A public school teacher argues that the achievement gap between white and black is a about parents not race; it’s a cultural matter, Mike D’Virgilio notes.
In “Making the Grade Isn’t About Race. It’s About Parents,” Patrick Welsh was stunned when some of his students in his all black class blamed their poor academic performance on the lack of a father in their home. Excuses are always convenient, but there is empirical sociological evidence to back up their claim. He states:
My students knew intuitively that the reason they were lagging academically had nothing to do with race, which is the too-handy explanation for the achievement gap in Alexandria. And it wasn’t because the school system had failed them. They knew that excuses about a lack of resources and access just didn’t wash at the new, state-of-the-art, $100 million T.C. Williams, where every student is given a laptop and where there is open enrollment in Advanced Placement and honors courses. Rather, it was because their parents just weren’t there for them — at least not in the same way that parents of kids who were doing well tended to be.
It’s not a skin color issue, because practically every child from a broken or non-married family does worse in every way. But the black family has been particularly devastated, and this did not happen in a vacuum.
This isn’t a Republican or Democrat issue, but it is a philosophical issue. Ever since I can remember growing up in the 60s and 70s the left in our country, i.e. modern liberals, have denigrated the family. The seeds of this animosity toward traditional religious values of course go back hundreds of years, but those decades saw such elite opinion make its way into and throughout American culture. The family to many feminists and their allies was a bastion of patriarchal oppression, which destroyed the soul of the individual, especially women.
Popular culture affirmed this view over and over and does so to this day. (Consider, for example, one movie I saw recently, Revolutionary Road.)
This mentality has become part and parcel with the left’s view that government is the solution for pretty much everything. When Lyndon Johnson declared war on poverty, he and everyone on the left naively thought that government transfers of wealth could actually change human nature!

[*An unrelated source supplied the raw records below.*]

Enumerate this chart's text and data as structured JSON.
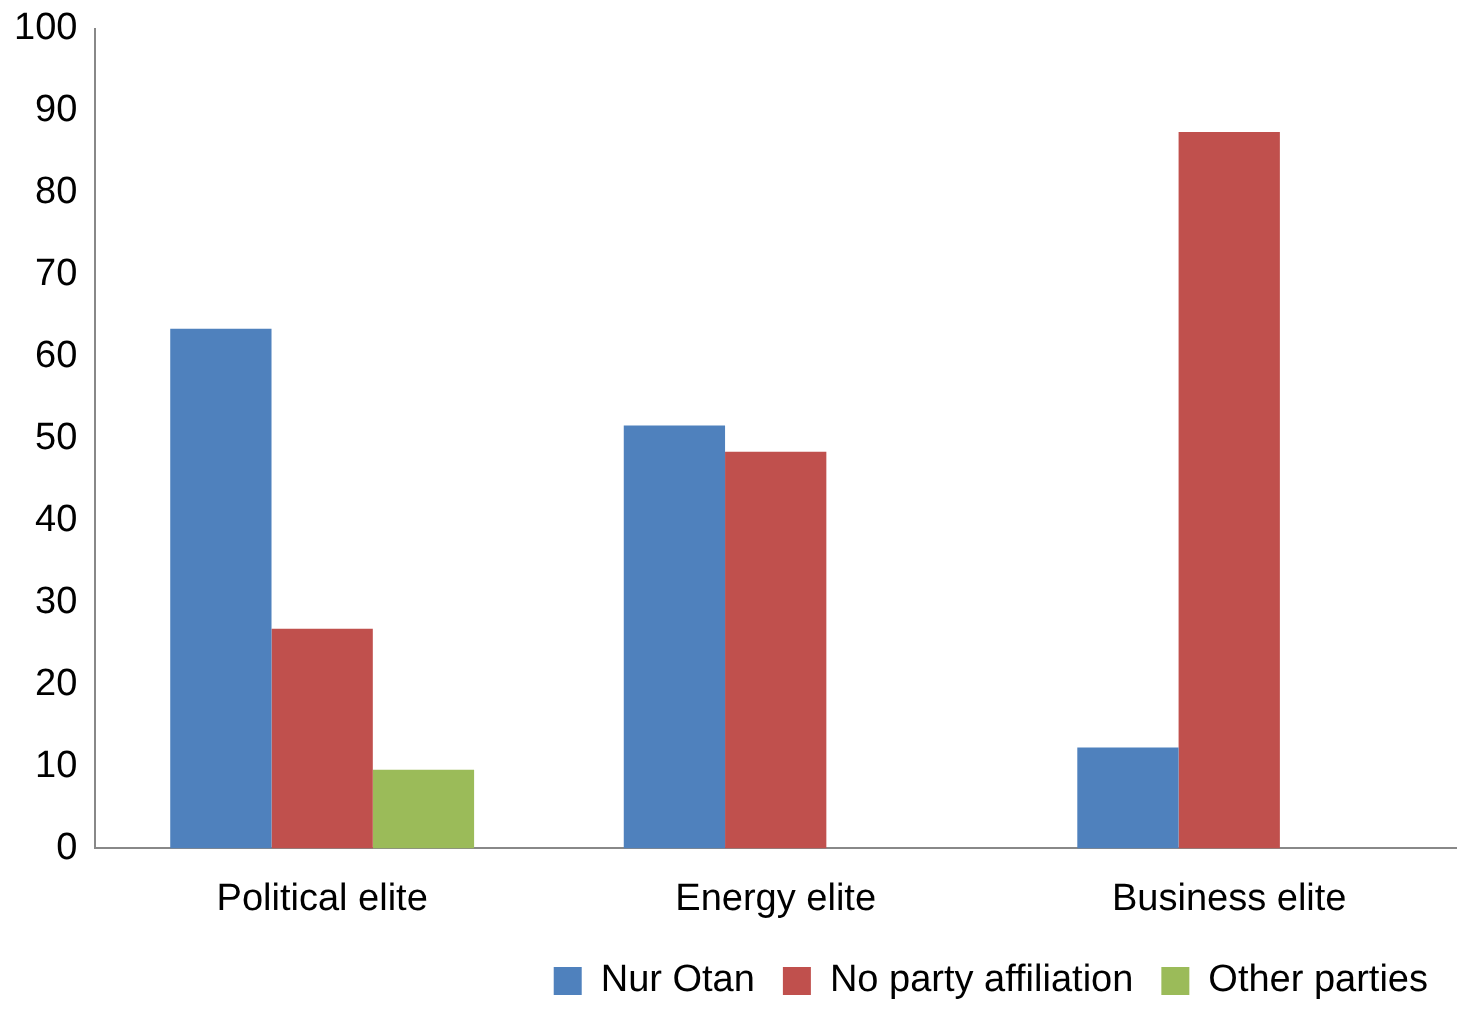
{
  "chart_data": {
    "type": "bar",
    "categories": [
      "Political elite",
      "Energy elite",
      "Business elite"
    ],
    "series": [
      {
        "name": "Nur Otan",
        "color": "#4f81bd",
        "values": [
          63.4,
          51.6,
          12.3
        ]
      },
      {
        "name": "No party affiliation",
        "color": "#c0504d",
        "values": [
          26.8,
          48.4,
          87.4
        ]
      },
      {
        "name": "Other parties",
        "color": "#9bbb59",
        "values": [
          9.6,
          null,
          null
        ]
      }
    ],
    "ylim": [
      0,
      100
    ],
    "yticks": [
      0,
      10,
      20,
      30,
      40,
      50,
      60,
      70,
      80,
      90,
      100
    ],
    "grid": false,
    "legend": "bottom"
  }
}
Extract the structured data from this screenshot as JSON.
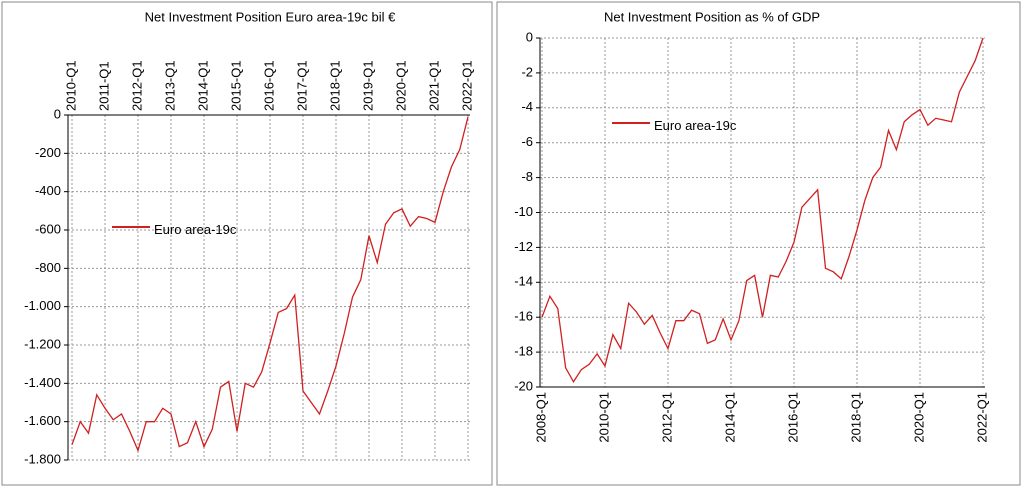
{
  "chart_data": [
    {
      "type": "line",
      "title": "Net Investment Position  Euro area-19c bil €",
      "categories": [
        "2010-Q1",
        null,
        null,
        null,
        "2011-Q1",
        null,
        null,
        null,
        "2012-Q1",
        null,
        null,
        null,
        "2013-Q1",
        null,
        null,
        null,
        "2014-Q1",
        null,
        null,
        null,
        "2015-Q1",
        null,
        null,
        null,
        "2016-Q1",
        null,
        null,
        null,
        "2017-Q1",
        null,
        null,
        null,
        "2018-Q1",
        null,
        null,
        null,
        "2019-Q1",
        null,
        null,
        null,
        "2020-Q1",
        null,
        null,
        null,
        "2021-Q1",
        null,
        null,
        null,
        "2022-Q1"
      ],
      "series": [
        {
          "name": "Euro area-19c",
          "color": "#d02020",
          "values": [
            -1720,
            -1600,
            -1660,
            -1460,
            -1530,
            -1590,
            -1560,
            -1650,
            -1750,
            -1600,
            -1600,
            -1530,
            -1560,
            -1730,
            -1710,
            -1600,
            -1730,
            -1640,
            -1420,
            -1390,
            -1650,
            -1400,
            -1420,
            -1340,
            -1190,
            -1030,
            -1010,
            -940,
            -1440,
            -1500,
            -1560,
            -1440,
            -1310,
            -1140,
            -950,
            -860,
            -630,
            -770,
            -570,
            -510,
            -490,
            -580,
            -530,
            -540,
            -560,
            -400,
            -270,
            -180,
            -10
          ]
        }
      ],
      "ylim": [
        -1800,
        0
      ],
      "yticks": [
        {
          "value": -1800,
          "label": "-1.800"
        },
        {
          "value": -1600,
          "label": "-1.600"
        },
        {
          "value": -1400,
          "label": "-1.400"
        },
        {
          "value": -1200,
          "label": "-1.200"
        },
        {
          "value": -1000,
          "label": "-1.000"
        },
        -800,
        -600,
        -400,
        -200,
        0
      ],
      "grid": true,
      "x_axis_position": "top"
    },
    {
      "type": "line",
      "title": "Net Investment Position as % of GDP",
      "categories": [
        "2008-Q1",
        null,
        null,
        null,
        null,
        null,
        null,
        null,
        "2010-Q1",
        null,
        null,
        null,
        null,
        null,
        null,
        null,
        "2012-Q1",
        null,
        null,
        null,
        null,
        null,
        null,
        null,
        "2014-Q1",
        null,
        null,
        null,
        null,
        null,
        null,
        null,
        "2016-Q1",
        null,
        null,
        null,
        null,
        null,
        null,
        null,
        "2018-Q1",
        null,
        null,
        null,
        null,
        null,
        null,
        null,
        "2020-Q1",
        null,
        null,
        null,
        null,
        null,
        null,
        null,
        "2022-Q1"
      ],
      "series": [
        {
          "name": "Euro area-19c",
          "color": "#d02020",
          "values": [
            -16,
            -14.8,
            -15.5,
            -18.9,
            -19.7,
            -19,
            -18.7,
            -18.1,
            -18.8,
            -17,
            -17.8,
            -15.2,
            -15.7,
            -16.4,
            -15.9,
            -16.9,
            -17.8,
            -16.2,
            -16.2,
            -15.6,
            -15.8,
            -17.5,
            -17.3,
            -16.1,
            -17.3,
            -16.2,
            -13.9,
            -13.6,
            -16,
            -13.6,
            -13.7,
            -12.8,
            -11.7,
            -9.7,
            -9.2,
            -8.7,
            -13.2,
            -13.4,
            -13.8,
            -12.5,
            -11,
            -9.3,
            -8,
            -7.4,
            -5.3,
            -6.4,
            -4.8,
            -4.4,
            -4.1,
            -5,
            -4.6,
            -4.7,
            -4.8,
            -3.1,
            -2.2,
            -1.3,
            0
          ]
        }
      ],
      "ylim": [
        -20,
        0
      ],
      "yticks": [
        -20,
        -18,
        -16,
        -14,
        -12,
        -10,
        -8,
        -6,
        -4,
        -2,
        0
      ],
      "grid": true,
      "x_axis_position": "bottom"
    }
  ]
}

It’s astonishing how foolish modern liberals are when it comes to understanding human nature. Give your children something for nothing long enough and you destroy their character. Everyone, including liberals knows this. But for some reason welfare intended well is supposed to help people. It may in some small immediate way, but something for nothing destroys adult character too.
Thus you have generations of black men who do not believe they need to marry the woman who bears their child. Out of wedlock birth is 70% for the black community.
And liberals wonder why there is an achievement gap or argue it’s caused by racism. The worldview of the modern liberal is permeated with victimization. We’re all victims; we’re all powerless and need the benign hand of government to redress the grievances unjustly inflicted upon us.
Until the underlying philosophy is exposed for the poison that it is, nothing will change for the better.
–Mike D’Virgilio
There are certainly instances where children overcome a dysfunctional family environment. But it’s really hard. My wife works in a public elementary school, and if the river of a child’s character flows a certain way, a teacher and school may be able to slow it down, but chances are they will not be able to reverse the flow. The home and family environment generally trump everything else.
I was born and raised in southern California where after the Vietnam war there was a huge influx of Asians. These kids went to the same schools as their white, black and Hispanic counterparts and almost always achieved more. Asian family and culture values achievement and excellence. They were expected to work their butt off and focus and the results showed that. Who we are and who we become are an outgrowth of the cultural air we breathe.
I guess there is such as thing as “tough love”. We have to teach kids that nothing will change unless you change them. I’ve seen teachers taking the role of parents because their biological parents just don’t care.
Mike, I think your point about this being a cultural problem is spot-on. Unless people adhere to bourgeois values, they cannot expect to have bourgeois lives.
What’s fascinating is that both the students and the teacher know and acknowledge that society spends a huge amount on K-12 education, which largely goes entirely to waste. These kids want to succeed, but they don’t have the family background to help them do so, and there is really no substitute for that.
As one of the people quoted in the story noted, if some of these children don’t learn these values in school, they won’t learn them anywhere. The schools are utterly failing to teach children middle-class values, and that is why these children cannot hope to have middle-class or better futures.